I am reading about the resonant peaks in the RLC circuits. Stumbled upon this link.
Below is the frequency response of a series RLC circuit, voltage measured across the capacitor.
I just want to understand what is the blue trace and the red one. How is there a peak in the blue trace? And how to understand the intuitive behaviour of the RLC circuit to understand how the peak appears?
This is the circuit image is for your plot (also from the link in your question) shown for completion: -
Going back to your bode-type-plot...
I just want to understand what is the blue trace and the red one.
The blue trace is the true magnitude response of the output when the value of the resistor is quite low in value.

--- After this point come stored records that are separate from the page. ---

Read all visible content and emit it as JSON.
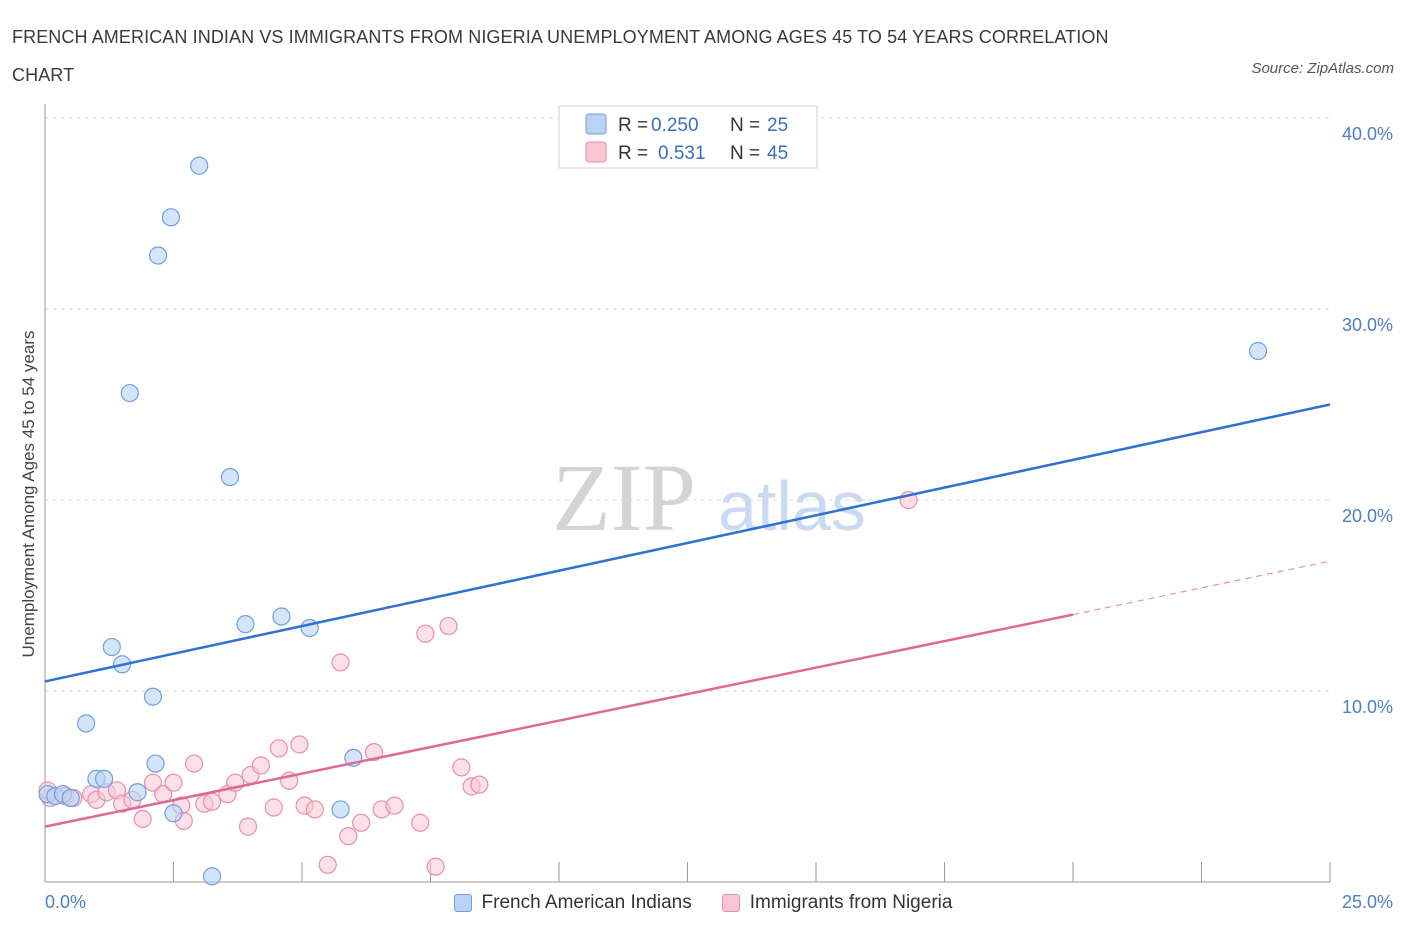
{
  "title": "FRENCH AMERICAN INDIAN VS IMMIGRANTS FROM NIGERIA UNEMPLOYMENT AMONG AGES 45 TO 54 YEARS CORRELATION CHART",
  "source": "Source: ZipAtlas.com",
  "watermark": {
    "zip": "ZIP",
    "atlas": "atlas"
  },
  "colors": {
    "blue_fill": "#b9d3f5",
    "blue_stroke": "#6f9fe0",
    "blue_line": "#2f72d0",
    "pink_fill": "#f9c6d6",
    "pink_stroke": "#ea8eab",
    "pink_line": "#e06892",
    "grid": "#d9d9d9",
    "tick_text": "#4a7fc9"
  },
  "legend": {
    "series": [
      {
        "r_label": "R =",
        "r_value": "0.250",
        "n_label": "N =",
        "n_value": "25"
      },
      {
        "r_label": "R =",
        "r_value": "0.531",
        "n_label": "N =",
        "n_value": "45"
      }
    ]
  },
  "chart_data": {
    "type": "scatter",
    "title": "FRENCH AMERICAN INDIAN VS IMMIGRANTS FROM NIGERIA UNEMPLOYMENT AMONG AGES 45 TO 54 YEARS CORRELATION CHART",
    "xlabel": "",
    "ylabel": "Unemployment Among Ages 45 to 54 years",
    "xlim": [
      0,
      25
    ],
    "ylim": [
      0,
      40
    ],
    "x_tick_labels": [
      "0.0%",
      "25.0%"
    ],
    "y_ticks": [
      10,
      20,
      30,
      40
    ],
    "y_tick_labels": [
      "10.0%",
      "20.0%",
      "30.0%",
      "40.0%"
    ],
    "grid": true,
    "legend_position": "top-center",
    "series": [
      {
        "name": "French American Indians",
        "color": "#6f9fe0",
        "R": 0.25,
        "N": 25,
        "points": [
          [
            0.05,
            4.6
          ],
          [
            0.2,
            4.5
          ],
          [
            0.35,
            4.6
          ],
          [
            0.5,
            4.4
          ],
          [
            0.8,
            8.3
          ],
          [
            1.0,
            5.4
          ],
          [
            1.15,
            5.4
          ],
          [
            1.3,
            12.3
          ],
          [
            1.5,
            11.4
          ],
          [
            1.65,
            25.6
          ],
          [
            1.8,
            4.7
          ],
          [
            2.15,
            6.2
          ],
          [
            2.1,
            9.7
          ],
          [
            2.2,
            32.8
          ],
          [
            2.45,
            34.8
          ],
          [
            2.5,
            3.6
          ],
          [
            3.0,
            37.5
          ],
          [
            3.25,
            0.3
          ],
          [
            3.6,
            21.2
          ],
          [
            3.9,
            13.5
          ],
          [
            4.6,
            13.9
          ],
          [
            5.15,
            13.3
          ],
          [
            5.75,
            3.8
          ],
          [
            6.0,
            6.5
          ],
          [
            23.6,
            27.8
          ]
        ],
        "trend": {
          "x": [
            0,
            25
          ],
          "y": [
            10.5,
            25.0
          ]
        }
      },
      {
        "name": "Immigrants from Nigeria",
        "color": "#ea8eab",
        "R": 0.531,
        "N": 45,
        "points": [
          [
            0.1,
            4.4
          ],
          [
            0.4,
            4.5
          ],
          [
            0.55,
            4.4
          ],
          [
            0.9,
            4.6
          ],
          [
            1.0,
            4.3
          ],
          [
            1.2,
            4.7
          ],
          [
            1.4,
            4.8
          ],
          [
            1.5,
            4.1
          ],
          [
            1.7,
            4.3
          ],
          [
            1.9,
            3.3
          ],
          [
            2.1,
            5.2
          ],
          [
            2.3,
            4.6
          ],
          [
            2.5,
            5.2
          ],
          [
            2.65,
            4.0
          ],
          [
            2.7,
            3.2
          ],
          [
            2.9,
            6.2
          ],
          [
            3.1,
            4.1
          ],
          [
            3.25,
            4.2
          ],
          [
            3.55,
            4.6
          ],
          [
            3.7,
            5.2
          ],
          [
            3.95,
            2.9
          ],
          [
            4.0,
            5.6
          ],
          [
            4.2,
            6.1
          ],
          [
            4.45,
            3.9
          ],
          [
            4.55,
            7.0
          ],
          [
            4.75,
            5.3
          ],
          [
            4.95,
            7.2
          ],
          [
            5.05,
            4.0
          ],
          [
            5.25,
            3.8
          ],
          [
            5.5,
            0.9
          ],
          [
            5.75,
            11.5
          ],
          [
            5.9,
            2.4
          ],
          [
            6.15,
            3.1
          ],
          [
            6.4,
            6.8
          ],
          [
            6.55,
            3.8
          ],
          [
            6.8,
            4.0
          ],
          [
            7.3,
            3.1
          ],
          [
            7.4,
            13.0
          ],
          [
            7.6,
            0.8
          ],
          [
            7.85,
            13.4
          ],
          [
            8.1,
            6.0
          ],
          [
            8.3,
            5.0
          ],
          [
            8.45,
            5.1
          ],
          [
            16.8,
            20.0
          ],
          [
            0.05,
            4.8
          ]
        ],
        "trend": {
          "x": [
            0,
            20
          ],
          "y": [
            2.9,
            14.0
          ]
        },
        "trend_dashed": {
          "x": [
            20,
            25
          ],
          "y": [
            14.0,
            16.8
          ]
        }
      }
    ]
  }
}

I can't be numerically precise about this because it depends on the values of L and C. Nevertheless this is called the under-damped case and is typified by the resonant peak that you observe in blue.
The red trace is an approximate "straight-line" version of the bode plot that we sometimes use. These are often referred to as asymptotes and are just an approximation to the real response and don't include the resonant peaks.

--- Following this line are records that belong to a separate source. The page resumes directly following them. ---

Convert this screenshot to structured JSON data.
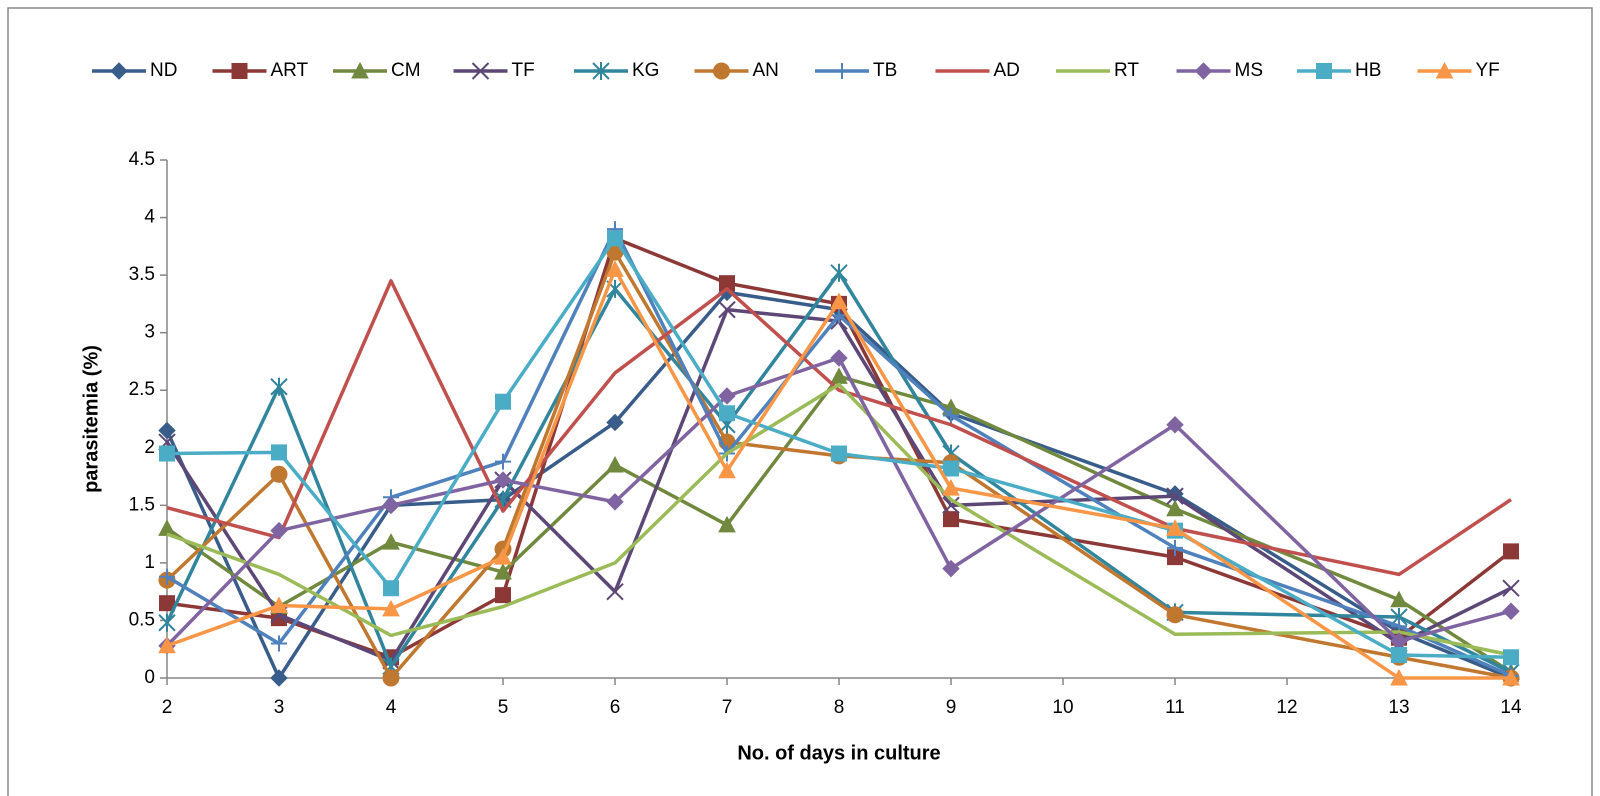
{
  "chart_data": {
    "type": "line",
    "x_label": "No. of days in culture",
    "y_label": "parasitemia (%)",
    "x": [
      2,
      3,
      4,
      5,
      6,
      7,
      8,
      9,
      11,
      13,
      14
    ],
    "xlim": [
      2,
      14
    ],
    "xticks": [
      2,
      3,
      4,
      5,
      6,
      7,
      8,
      9,
      10,
      11,
      12,
      13,
      14
    ],
    "ylim": [
      0,
      4.5
    ],
    "yticks": [
      0,
      0.5,
      1,
      1.5,
      2,
      2.5,
      3,
      3.5,
      4,
      4.5
    ],
    "grid": false,
    "legend": "top",
    "series": [
      {
        "name": "ND",
        "color": "#385d8a",
        "marker": "diamond",
        "values": [
          2.15,
          0,
          1.5,
          1.55,
          2.22,
          3.35,
          3.2,
          2.3,
          1.6,
          0.4,
          0
        ]
      },
      {
        "name": "ART",
        "color": "#8c3836",
        "marker": "square",
        "values": [
          0.65,
          0.52,
          0.18,
          0.72,
          3.82,
          3.43,
          3.25,
          1.38,
          1.05,
          0.35,
          1.1
        ]
      },
      {
        "name": "CM",
        "color": "#71893f",
        "marker": "triangle",
        "values": [
          1.3,
          0.62,
          1.18,
          0.92,
          1.85,
          1.33,
          2.62,
          2.35,
          1.47,
          0.68,
          0.05
        ]
      },
      {
        "name": "TF",
        "color": "#5c4776",
        "marker": "x",
        "values": [
          2.05,
          0.55,
          0.15,
          1.72,
          0.75,
          3.2,
          3.1,
          1.5,
          1.58,
          0.3,
          0.78
        ]
      },
      {
        "name": "KG",
        "color": "#31859c",
        "marker": "star",
        "values": [
          0.48,
          2.53,
          0.1,
          1.55,
          3.38,
          2.2,
          3.52,
          1.95,
          0.57,
          0.53,
          0.05
        ]
      },
      {
        "name": "AN",
        "color": "#c0772f",
        "marker": "circle",
        "values": [
          0.85,
          1.77,
          0,
          1.12,
          3.7,
          2.05,
          1.93,
          1.87,
          0.55,
          0.18,
          0
        ]
      },
      {
        "name": "TB",
        "color": "#4f81bd",
        "marker": "plus",
        "values": [
          0.88,
          0.3,
          1.57,
          1.88,
          3.9,
          1.95,
          3.15,
          2.28,
          1.13,
          0.45,
          0.02
        ]
      },
      {
        "name": "AD",
        "color": "#c0504d",
        "marker": "none",
        "values": [
          1.48,
          1.22,
          3.45,
          1.45,
          2.65,
          3.38,
          2.5,
          2.2,
          1.3,
          0.9,
          1.55
        ]
      },
      {
        "name": "RT",
        "color": "#9bbb59",
        "marker": "none",
        "values": [
          1.25,
          0.9,
          0.37,
          0.62,
          1.0,
          1.95,
          2.55,
          1.55,
          0.38,
          0.4,
          0.2
        ]
      },
      {
        "name": "MS",
        "color": "#8064a2",
        "marker": "diamond",
        "values": [
          0.28,
          1.28,
          1.5,
          1.72,
          1.53,
          2.45,
          2.78,
          0.95,
          2.2,
          0.32,
          0.58
        ]
      },
      {
        "name": "HB",
        "color": "#4bacc6",
        "marker": "square",
        "values": [
          1.95,
          1.96,
          0.78,
          2.4,
          3.82,
          2.3,
          1.95,
          1.82,
          1.28,
          0.2,
          0.18
        ]
      },
      {
        "name": "YF",
        "color": "#f79646",
        "marker": "triangle",
        "values": [
          0.28,
          0.63,
          0.6,
          1.05,
          3.55,
          1.8,
          3.27,
          1.65,
          1.3,
          0,
          0
        ]
      }
    ]
  }
}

I will also add that the graph in your image is for the square of the transfer function and I don't find that this is helpful at all. If you want to play with a real bode-plot then alter the values in the calculator in my basic website: -
The above gives the true response and all the incidental values associated with this type of low-pass filter.
And how to understand the intuitive behaviour of the RLC circuit to understand how the peak appears?

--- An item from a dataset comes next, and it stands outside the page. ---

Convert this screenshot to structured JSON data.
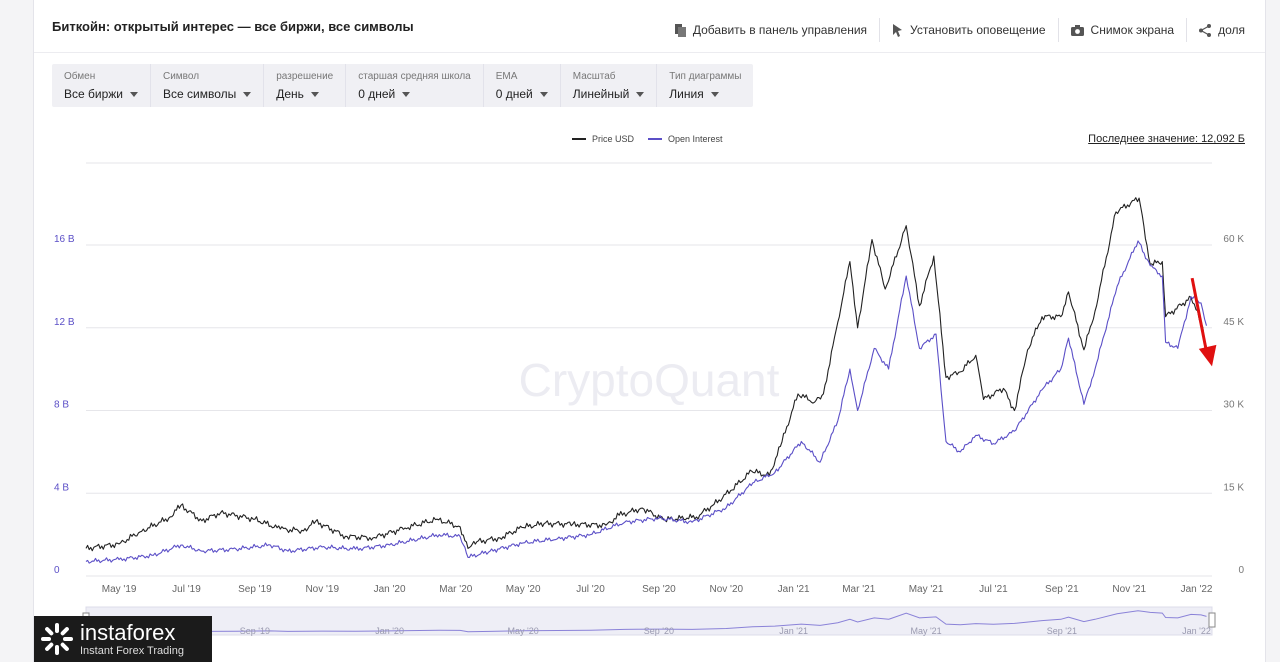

This can take a while to sink in but, a simple way to imagine it is when the value of resistance is very low. So, at resonance the L and C act as a series tuned circuit across the input source and, if R is very small in value there will be a large flow of current (much more than at other parts of the spectrum) and, this generates the large peak in output voltage.
Well, notice that the transfer function of that circuit is given by:
$$\mathscr{H}\left(\text{s}\right):=\frac{\displaystyle\text{V}_\text{o}\left(\text{s}\right)}{\displaystyle\text{V}_\text{i}\left(\text{s}\right)}=\frac{\displaystyle\frac{\displaystyle1}{\displaystyle\text{sC}}}{\displaystyle\frac{\displaystyle1}{\displaystyle\text{sC}}+\text{sL}+\text{R}}=\frac{\displaystyle1}{1+\text{CRs}+\text{CL}\text{s}^2}\tag1$$
So, for the magnitude we get:
$$\left|\mathscr{H}\left(\text{j}\omega\right)\right|=\frac{\displaystyle1}{\displaystyle\sqrt{\left(1-\text{CL}\omega^2\right)^2+\left(\text{CR}\omega\right)^2}}\tag2$$
The peak, \$\hat{\omega}\$, can be found at:
$$\frac{\displaystyle\partial\left|\mathscr{H}\left(\text{j}\hat{\omega}\right)\right|}{\displaystyle\hat{\omega}}=0\space\Longrightarrow\space\hat{\omega}=\frac{\displaystyle1}{\displaystyle\text{L}}\sqrt{\frac{\displaystyle\text{L}}{\displaystyle\text{C}}-\frac{\displaystyle\text{R}^2}{\displaystyle2}}\tag3$$
Where we have to assume that \$\displaystyle\text{CR}^2<2\text{L}\$, because otherwise the term in the square root will become negative and there will be no peak.